Luigi Gambardella is the executive chairman of ETNO, an association representing EU’s biggest telecoms operators.
IP traffic is booming at an unprecedented pace, and it is expected to grow even more over the coming years. In 2017, it will reach 1.4 zettabytes per year, according to Cisco's figures.This means, for example, that the gigabyte equivalent of all movies ever made will cross Western Europe's backbone IP networks every 21 minutes.
These numbers and their astonishing magnitude are telling of the fact that the future will be more and more connected and that this trend should be embraced.
In order to exploit the enormous opportunities associated with this (r)evolution, in such fields as cloud, e-health, e-government, and many others, Europe needs to count on a thriving telecommunications sector. With their fixed and wireless networks, telecom operators constitute the digital spine of Europe: they carry every day the communications of hundreds of millions of people, businesses and governments.
Today, however, the EU telecoms sector is far from thriving.
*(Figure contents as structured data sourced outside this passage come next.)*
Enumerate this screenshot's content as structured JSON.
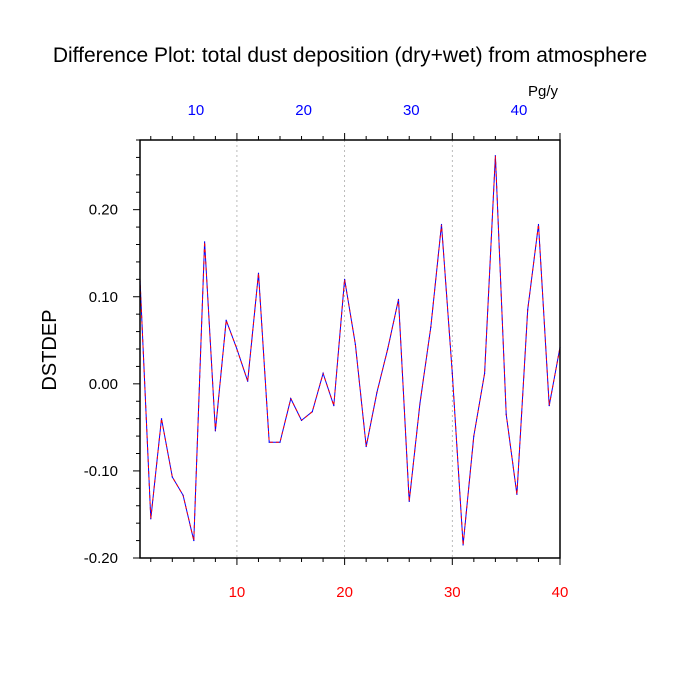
{
  "chart_data": {
    "type": "line",
    "title": "Difference Plot: total dust deposition (dry+wet) from atmosphere",
    "ylabel": "DSTDEP",
    "unit_label": "Pg/y",
    "xlim": [
      1,
      40
    ],
    "ylim": [
      -0.2,
      0.28
    ],
    "grid": "vertical dashed at x ticks",
    "bottom_axis": {
      "ticks": [
        10,
        20,
        30,
        40
      ],
      "tick_labels": [
        "10",
        "20",
        "30",
        "40"
      ],
      "color": "#ff0000"
    },
    "top_axis": {
      "ticks": [
        10,
        20,
        30,
        40
      ],
      "tick_labels": [
        "10",
        "20",
        "30",
        "40"
      ],
      "color": "#0000ff"
    },
    "y_ticks": [
      -0.2,
      -0.1,
      0.0,
      0.1,
      0.2
    ],
    "y_tick_labels": [
      "-0.20",
      "-0.10",
      "0.00",
      "0.10",
      "0.20"
    ],
    "x": [
      1,
      2,
      3,
      4,
      5,
      6,
      7,
      8,
      9,
      10,
      11,
      12,
      13,
      14,
      15,
      16,
      17,
      18,
      19,
      20,
      21,
      22,
      23,
      24,
      25,
      26,
      27,
      28,
      29,
      30,
      31,
      32,
      33,
      34,
      35,
      36,
      37,
      38,
      39,
      40
    ],
    "series": [
      {
        "color": "#0000ff",
        "overlay_color": "#ff0000",
        "values": [
          0.12,
          -0.155,
          -0.04,
          -0.107,
          -0.128,
          -0.18,
          0.163,
          -0.054,
          0.073,
          0.04,
          0.003,
          0.127,
          -0.067,
          -0.067,
          -0.017,
          -0.042,
          -0.032,
          0.012,
          -0.025,
          0.12,
          0.045,
          -0.072,
          -0.01,
          0.04,
          0.097,
          -0.135,
          -0.022,
          0.065,
          0.183,
          0.012,
          -0.185,
          -0.06,
          0.012,
          0.262,
          -0.035,
          -0.127,
          0.085,
          0.183,
          -0.025,
          0.042
        ]
      }
    ]
  }
}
According to recent figures from IDATE and presented in the 2013 ETNO Annual Economic Report, the revenues of the industry are affected by a negative growth trend that has been ongoing since 2009. Declining revenues negatively impact on operators’ investments, contrary to what happens in other advanced economies: in the period 2011-2012 the overall sector’s CAPEX growth in the EU was negative (-0.2%), compared to strong growth in the US (+6.7%) and Japan (+7.5%).
In this context, policies and regulation have a key role to play and need to keep pace with market and technology developments. The overarching aim of EU policy-makers should be to shape a policy environment that attracts private investments.
Some important milestones have already been achieved by the work of the EU Institutions, driven by the “Digital Agenda for Europe”. Moreover, the fact that the Greek Presidency has put several ICT-related files among its priorities, including the important work with the European Parliament to advance the Connected Continent Regulation and the Regulation on reducing the cost of broadband deployment, constitutes a promising first step.
Another encouraging measure laid down in the Working Programme of the Greek Presidency is the mid-term review of the “Digital Agenda for Europe”. This can represent a great opportunity to pave the way for bold and forward-looking reforms.
EU institutions should ensure that this review sets an ambitious agenda to unleash EU’s potential to invest and innovate at continental and global levels, and inspire visionary leadership accordingly.
Such a review must start by setting the priority of a profound revision of the rules for the e-communications sector. The revision must take stock of the rapidly evolving ICT landscape and the emergence of new services, so as to identify how the current telecoms regulatory framework must be reviewed to better respond to the rapidly changing environment. The status quo is not fit for the reality that we are facing today and for the challenges ahead.